In Trocki’s announcement, she said Paicos was “unable to maintain residency and will return to live full time in the commonwealth of Massachusetts.” Currently, according to Ruggiero, Paicos does have a lease on an apartment in town. The lease terminates in June, but Ruggiero could not say who is footing the bill for the vacant apartment. He said it may be part of Monday’s severance discussion. (In Paicos’ contract, the town agreed to a monthly housing allowance of $1,000.)
According to the terms of his contract, if Paicos voluntarily resigned, he is obligated to give two months written notice in advance. Failure to give any notice will result in a “pro-rata reduction in any accrued benefits.”
If the employee is terminated or asked to resign, however, the contract points to the town charter, which says he is entitled to up to three months pay. Moreover, the contract stipulates Paicos’ health and life insurance coverage will continue at its current level for two months.
Before coming to Jamestown, Paicos was the town manager in Foxborough, Mass., a relationship that also ended in severance. He was put on paid administrative leave for the final 11 months of his contract that began in October 2011. While town administrator of Jamestown, Paicos was collecting a weekly salary of $2,852 from the town that hosts Gillette Stadium. The complete severance deal with Foxborough totaled $211,230 in salary and benefits, and did not prohibit him from seeking employment.
“The board thanks Mr. Paicos for his service to the town,” said the joint statement. “Mr. Paicos thanks the board and the citizens of Foxborough for the opportunity to serve as its town manager.”
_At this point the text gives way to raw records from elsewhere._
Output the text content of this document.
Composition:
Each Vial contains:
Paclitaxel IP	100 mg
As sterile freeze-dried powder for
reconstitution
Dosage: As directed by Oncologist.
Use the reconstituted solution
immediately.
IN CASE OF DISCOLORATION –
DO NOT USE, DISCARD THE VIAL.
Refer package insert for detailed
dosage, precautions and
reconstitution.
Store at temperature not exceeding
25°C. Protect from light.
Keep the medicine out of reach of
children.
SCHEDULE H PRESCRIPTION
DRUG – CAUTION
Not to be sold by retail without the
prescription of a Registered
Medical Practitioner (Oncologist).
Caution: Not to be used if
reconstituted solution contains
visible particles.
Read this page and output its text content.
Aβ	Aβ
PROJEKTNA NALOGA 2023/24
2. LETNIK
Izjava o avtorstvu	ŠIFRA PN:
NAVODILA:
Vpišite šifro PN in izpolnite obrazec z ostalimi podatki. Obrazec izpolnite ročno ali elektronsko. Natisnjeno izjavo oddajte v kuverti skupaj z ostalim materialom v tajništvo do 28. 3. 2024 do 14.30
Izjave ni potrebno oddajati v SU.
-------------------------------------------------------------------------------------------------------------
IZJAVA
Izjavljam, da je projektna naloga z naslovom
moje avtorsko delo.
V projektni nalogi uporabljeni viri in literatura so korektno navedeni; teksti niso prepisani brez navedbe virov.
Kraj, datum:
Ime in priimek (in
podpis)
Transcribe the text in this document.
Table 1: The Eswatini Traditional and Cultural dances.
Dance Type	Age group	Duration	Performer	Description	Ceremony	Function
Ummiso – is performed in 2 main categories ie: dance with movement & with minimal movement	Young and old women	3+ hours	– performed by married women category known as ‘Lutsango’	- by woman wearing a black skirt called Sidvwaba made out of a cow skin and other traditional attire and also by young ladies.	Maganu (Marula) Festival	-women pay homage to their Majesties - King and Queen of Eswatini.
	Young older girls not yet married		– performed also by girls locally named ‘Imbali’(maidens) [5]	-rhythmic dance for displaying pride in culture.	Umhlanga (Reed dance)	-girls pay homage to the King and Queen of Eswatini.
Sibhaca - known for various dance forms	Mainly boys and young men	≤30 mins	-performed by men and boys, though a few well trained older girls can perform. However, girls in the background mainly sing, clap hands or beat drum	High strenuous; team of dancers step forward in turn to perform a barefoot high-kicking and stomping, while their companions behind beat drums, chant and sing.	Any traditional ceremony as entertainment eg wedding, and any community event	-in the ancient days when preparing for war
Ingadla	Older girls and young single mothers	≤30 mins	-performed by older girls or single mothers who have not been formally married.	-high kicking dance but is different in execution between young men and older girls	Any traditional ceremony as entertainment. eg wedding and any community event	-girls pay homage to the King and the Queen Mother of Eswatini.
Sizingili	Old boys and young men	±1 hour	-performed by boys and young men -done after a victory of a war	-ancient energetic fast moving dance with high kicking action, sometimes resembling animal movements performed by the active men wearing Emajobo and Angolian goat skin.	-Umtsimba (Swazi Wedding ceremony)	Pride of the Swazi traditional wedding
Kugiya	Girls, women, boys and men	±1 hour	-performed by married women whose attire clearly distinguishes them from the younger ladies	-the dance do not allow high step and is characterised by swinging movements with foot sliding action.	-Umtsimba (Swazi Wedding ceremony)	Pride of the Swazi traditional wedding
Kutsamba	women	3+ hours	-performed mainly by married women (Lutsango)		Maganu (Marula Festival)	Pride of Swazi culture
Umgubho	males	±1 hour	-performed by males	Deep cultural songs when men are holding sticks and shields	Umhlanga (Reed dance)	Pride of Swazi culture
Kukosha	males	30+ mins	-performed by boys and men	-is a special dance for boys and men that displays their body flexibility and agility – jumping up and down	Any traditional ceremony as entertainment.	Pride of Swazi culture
The statement Trocki read following his resignation in Jamestown last week had a similar tone. “The Town Council wishes to offer sincere and heartfelt thanks to Mr. Paicos for making the effort to accommodate the interest of the Town Council and the town of Jamestown ... Mr. Paicos extends his sincere and heart-felt thanks to the many people he has met in Jamestown.”
Paicos also didn’t finish his contract as town administrator of Hingham, Mass., where he was chief operating officer from January 2009 to October 2011.
The councilors will meet in executive session on Thursday at 5 p.m. to discuss a new town administrator. A vote is possible. The town’s second choice in last year’s search was Andrew Nota, director of administrative services in South Kingstown. Nota, who holds the same position Bruce Keiser did before he took the job as Jamestown’s chief executive, has already met with the councilors since Paicos’ resignation.